Il libro si chiude con una nota ironica che non stempera l’amarezza, la nostalgia, finanche i sensi di colpa: anzi li drammatizza, soprattutto con l’aggiunta di un ultimo capitolo, “Ritorno a Kansas City”, nell’edizione del 1964. A conti fatti, sono ben magri gli esiti di cotanto fervore, dell’impegno appassionato, della dedizione alla causa della cultura. Già prima della metà degli anni Cinquanta Grosseto era rientrata nei ranghi, la carica innovativa era stata riassorbita dal conformismo, tutto era regredito nell’angusta nicchia del privato, nella sfera pubblica dal rancido sapore Biedermeier. La sconfitta viene condensata in semplici frasi che cadono come una pietra tombale sui sogni di riscatto e di rinnovamento: “Fu una stagione intensissima”, “Da allora sono passati cinque anni, e la nostra città è tornata tranquilla.” Una tranquillità che suona come un rigor mortis: situazione che pare rimandare inquietantemente al nostro morto tempo, pur nelle intervenute differenze, dopo il furore iconoclasta della generazione sessantottina, delle battaglie civili per la rivendicazione dei tanti diritti negati, degli anni di sangue delle stragi e del terrorismo armato.

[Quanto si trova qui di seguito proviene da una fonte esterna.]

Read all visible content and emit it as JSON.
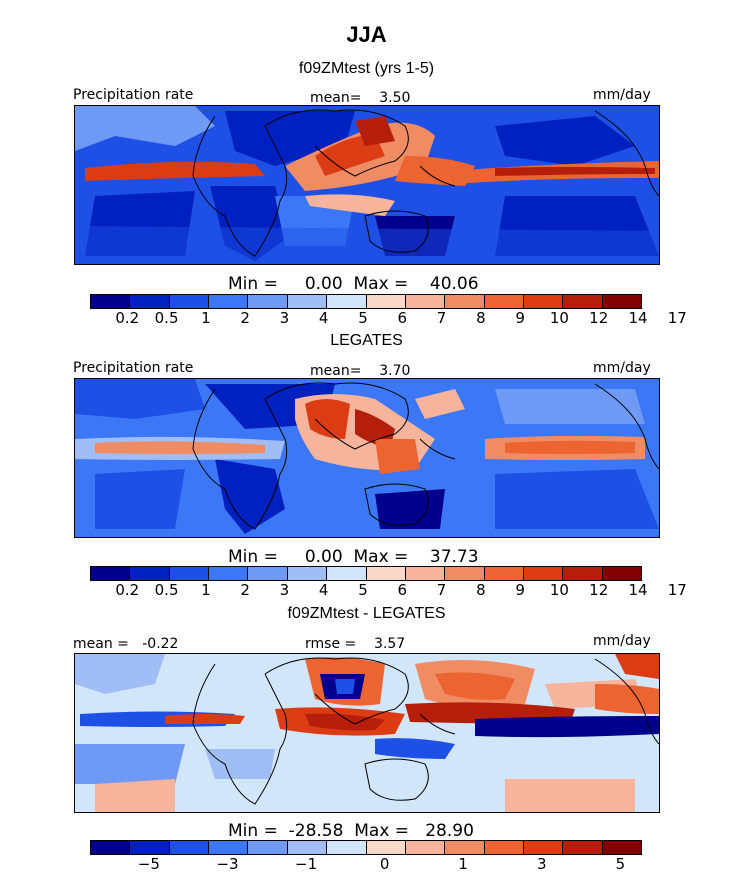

Nondimeno, a rileggere queste pagine rimane stentoreo l’insegnamento più profondo lasciatoci da Luciano Bianciardi: la fede nella forza emancipatrice della cultura, una cultura intesa non come privilegio di classe ma come percorso di crescita umana e sociale aperto a tutti, in grado di formare cittadini consapevoli, liberi e con eguali diritti, segno imprescindibile della democraticità del vivere civile. Ma con l’intima consapevolezza che, sprovvista di un sincero e compenetrato senso di solidarietà sociale, la cultura rimane uno sterile artificio, una carriera come un’altra. È da questa distanza siderale, del sentire e cronologica, che promana il fascino intatto di un libro che val bene una lettura, la sua lezione morale che ci giunge fresca e forte, come appena scaturita.

(Il lavoro culturale è sempre stato pubblicato da Feltrinelli, fin dalla prima edizione del 1957; riedito più volte fino al 1974, nella sua storia editoriale c’è una lunga parentesi che dura fino al 1991, quando torna in stampa dopo sedici anni. Da allora è stato regolarmente ripubblicato, fino all’ultima edizione risalente al 2013.)